Completed during the Pandemic (but previously read three years go):
The Art of War, by Sun Tzu, this latest translation by Michael Nylan (notably first published translation by a woman)
I noticed myself with strange habits when I read this book. I felt drawn to thinking of my band. They were my troops. I loved being their leader, even when it was difficult. I took so much pride in my job; I took it so seriously. This is not my wisdom, but if I man walks into the woods and others follow him, we say he’s a great leader, but if a man walks into the woods and nobody follows him, we say he’s going for a walk.
So instead I just tried to go for a walk while I read this book, systemically putting down my desires to lead a band into battle with an unruly, skeptical audience.

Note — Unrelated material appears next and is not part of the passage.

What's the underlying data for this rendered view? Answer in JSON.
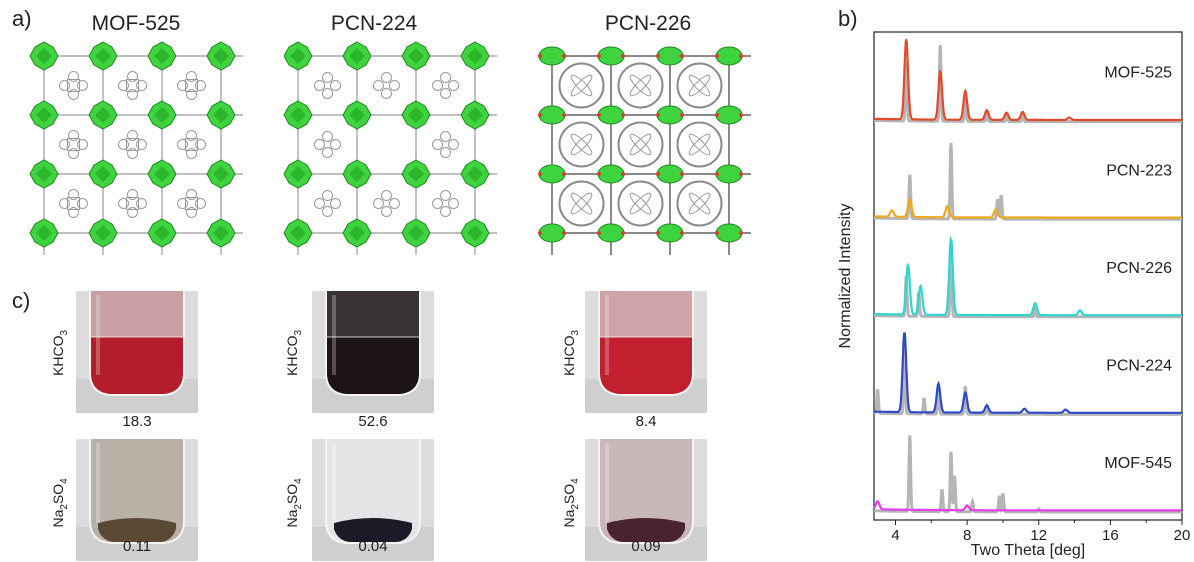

I realized that my children were my new troops. My family was my band now. The lessons about command resonated with my challenges of being a parent. I thought about it, and wrote about it.
A mystery book. 🙂
What this all does is ask me to re-evaluate my priorities. I’d begun to tell myself that my musical legacy would be left by the people I mentored. In the wake of the upheaval in the country over unbearable racism, I think about my children. I think about how critical it is that Brooke and I raise them with the right set of values. We think about our children’s sense of humanity and how to shape it. That seems so much more urgent then lessons about being a professional musician. As I re-attune my priorities, my definition of success changes, including my desire for success. The events of the world bring my focus to my immediate community, and how I can affect change. I spend more days thinking about I can actually control, and that’s fairly limited to the walls of my home. I can control my interactions with my family. I want to reposition my confidence, away from my worth as a professional musician, and closer to my family. Will this mean less discretionary income and less professional opportunities? Maybe. Will I be out doing less things? Will I see less people? Will I gain deeper bonds with my family by sacrificing a dated set of values?
I’m breaking up the band.
I already returned The Art of War and The Infinite Game to Missouri. I’ll return The War of Art, Perennial Seller this week, back to Kansas. I’ll finish Why Good Sex Matters soon.
Thank you, books. You were here for a reason. It’s time for you to move on, and take your ideas to somebody else. I’ve taken my notes. You don’t want to be here anymore. I don’t want to look at you. The space on my dresser will be occupied by a different pile. The moment has passed.